Over on Garden Stage, where we danced under a huge disco ball, Paranoid London made their intentions clear on the Saturday night as the vocalist took to the stage, saying: “We’ve been waiting all day to fuck you bitches up!” With their blistering formula of acid, electro, thumping house and a bucket load of attitude, they delivered one of the most high-energy performances of the week, the crowd reaching fever pitch during live renditions of album cuts ‘Paris Dub 1’ and ‘Eating Glue’.
But it’s Barbarella’s (or Barbs, as it’s affectionately known), an open-air club about 20 minutes drive from the festival site, that’s the jewel in Love International’s crown. “This is the best club in the world!”, a friend screeched during DJ Harvey’s six-hour set on Friday night, with “You going to Barbs?” quickly becoming the question on everyone’s lips. Visit the club’s Facebook page and the first review reads: ‘Spiritual experiences come pretty easy in this magical place.’

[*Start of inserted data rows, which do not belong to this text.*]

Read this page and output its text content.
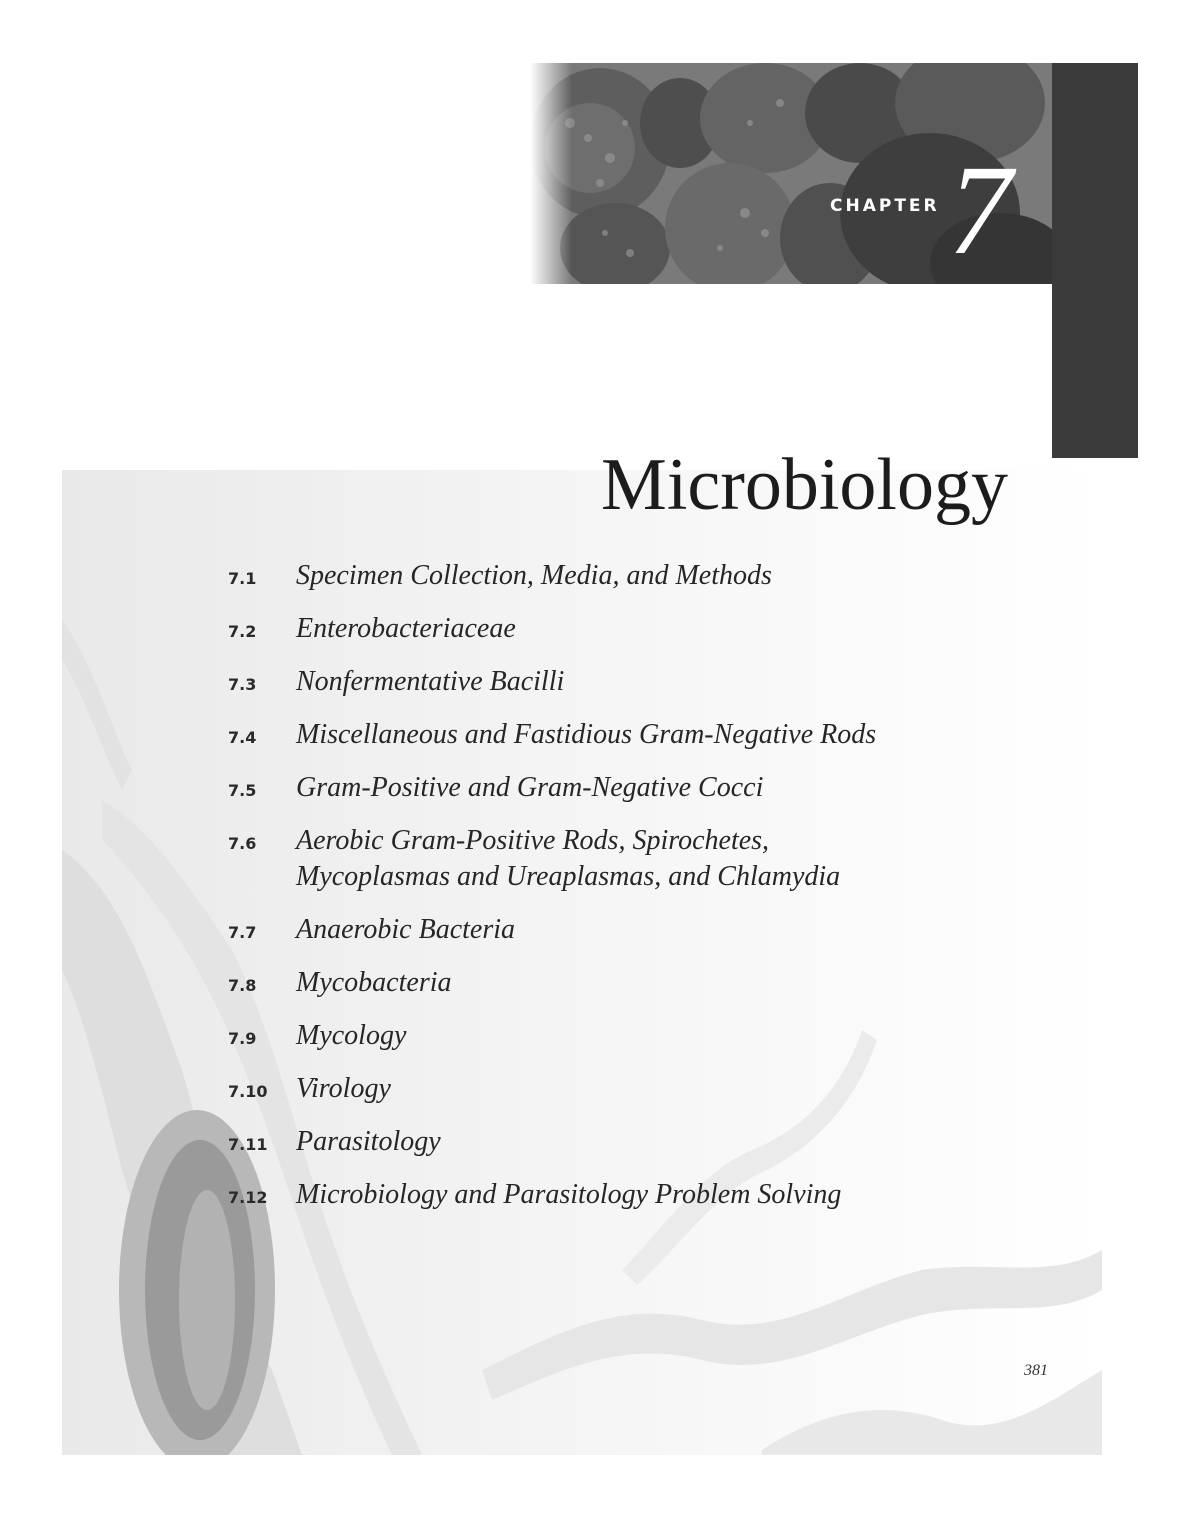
CHAPTER 7
Microbiology
7.1	Specimen Collection, Media, and Methods
7.2	Enterobacteriaceae
7.3	Nonfermentative Bacilli
7.4	Miscellaneous and Fastidious Gram-Negative Rods
7.5	Gram-Positive and Gram-Negative Cocci
7.6	Aerobic Gram-Positive Rods, Spirochetes, Mycoplasmas and Ureaplasmas, and Chlamydia
7.7	Anaerobic Bacteria
7.8	Mycobacteria
7.9	Mycology
7.10	Virology
7.11	Parasitology
7.12	Microbiology and Parasitology Problem Solving
381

Barbarella’s is, perhaps, the closest my generation will get to ’70s and ’80s Balearic clubbing. There’s a crisp sound system, that impressed as much for Call Super’s wiggy techno interlude as it did for Horse Meat Disco’s glittering palette of records like Jackie Moore’s ‘This Time Baby’, a landscaped garden beyond the dancefloor that reminds me of Ibiza’s Underground (aka Mick Jagger’s old White Isle pad), and beach club-style white beds under a huge canvas awning. And the best part of all? You’re dancing under the stars. The dance floor is surrounded by trees lit up in reds and blues, and at around 4.30am, beyond the branches, the sky starts to turn milky, touching on all shades of pastel before brightening completely.
Without being too hyperbolic, sunrise at Barbs is a genuinely sublime clubbing experience, one which all the DJs played up to with huge success. Eris Drew, one of the week’s highlights, moved from stomping rave anthems (Porn Kings – ‘Up To No Good (DJ Quicksilver Remix)’, Size 9 – ‘I’m Ready’) through to garage, before ending up at Patrice Rushen’s ‘Haven’t You Heard’, later mixing breezy house with her signature recordings of birdsong – the perfect dawn soundtrack.
The festival wound down around 2am on Wednesday morning, with Hospitality On The Beach taking over The Garden that afternoon (someone said it was the quickest changeover the resort has actioned to date). During PBR Streetgang’s closing set, as I clutched a beer can now stamped with the Hospitality ‘H’, a couple of perplexed looking ravers asked me which festival I was here for. A while later, as we exited The Garden for the final time, I heard ‘Timewarp’ from Sub Focus’s decade-old debut album blaring from one of the on-site apartments. Love International was definitely over.
Next year’s Love International will take place from Wednesday 15th to Tuesday 21st July 2020.